Trump Sebut AS Terima Usulan Baru dari Iran, Negosiasi Nuklir Kembali Menguat

Oleh Gerry Eka
SHARE   :

Trump Sebut AS Terima Usulan Baru dari Iran, Negosiasi Nuklir Kembali Menguat
Foto: (Sumber: Arsip - Presiden AS Donald Trump berbicara kepada pers sebelum berangkat dari Gedung Putih menuju Las Vegas, Nevada pada 16 April 2026, di Washington DC. (ANTARA/Celal Güneş/Anadolu/pri).)

Pantau - Donald Trump menyatakan Amerika Serikat telah menerima usulan baru dari Iran setelah sebelumnya membatalkan misi pengiriman utusan ke Pakistan.

"Mereka memberi kami dokumen yang seharusnya lebih baik. Dan yang menarik, segera setelah saya membatalkannya, dalam waktu 10 menit kami mendapat dokumen baru yang jauh lebih baik," ungkap Trump.

Ia menegaskan bahwa fokus utama perundingan adalah memastikan Iran tidak mengembangkan senjata nuklir.

"Iran tidak boleh memiliki senjata nuklir. Sangat sederhana," tegasnya.

Utusan Amerika Serikat Steve Witkoff dan Jared Kushner sebelumnya dijadwalkan berangkat ke Pakistan untuk melakukan perundingan.

Namun rencana tersebut dibatalkan seiring dinamika situasi negosiasi yang berkembang cepat.

Menteri Luar Negeri Iran Abbas Araghchi diketahui telah lebih dahulu tiba di Pakistan sebagai bagian dari upaya mediasi.

Delegasi Iran dilaporkan meninggalkan Pakistan sebelum kedatangan utusan Amerika Serikat.

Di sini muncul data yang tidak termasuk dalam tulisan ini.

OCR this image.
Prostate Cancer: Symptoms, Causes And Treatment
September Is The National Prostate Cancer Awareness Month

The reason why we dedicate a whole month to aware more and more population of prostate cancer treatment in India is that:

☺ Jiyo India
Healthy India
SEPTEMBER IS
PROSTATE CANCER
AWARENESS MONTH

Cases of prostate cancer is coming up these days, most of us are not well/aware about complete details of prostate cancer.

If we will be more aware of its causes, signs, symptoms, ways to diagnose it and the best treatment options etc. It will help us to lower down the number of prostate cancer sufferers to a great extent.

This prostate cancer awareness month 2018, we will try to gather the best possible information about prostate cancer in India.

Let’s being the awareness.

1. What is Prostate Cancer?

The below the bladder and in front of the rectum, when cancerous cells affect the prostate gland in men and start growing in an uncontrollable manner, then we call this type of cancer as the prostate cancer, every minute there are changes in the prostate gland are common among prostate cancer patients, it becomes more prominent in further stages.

Ketegangan antara kedua negara meningkat setelah Amerika Serikat dan Israel melancarkan serangan ke Iran pada 28 Februari yang menyebabkan kerusakan serta korban sipil.

Kedua pihak sempat menyepakati gencatan senjata selama dua pekan mulai 7 April.

Perundingan lanjutan di Islamabad kemudian berakhir tanpa kesepakatan.

Amerika Serikat juga memberlakukan blokade terhadap pelabuhan Iran sebagai bagian dari tekanan politik.

Upaya mediasi internasional terus dilakukan untuk membuka kembali jalur negosiasi antara kedua negara.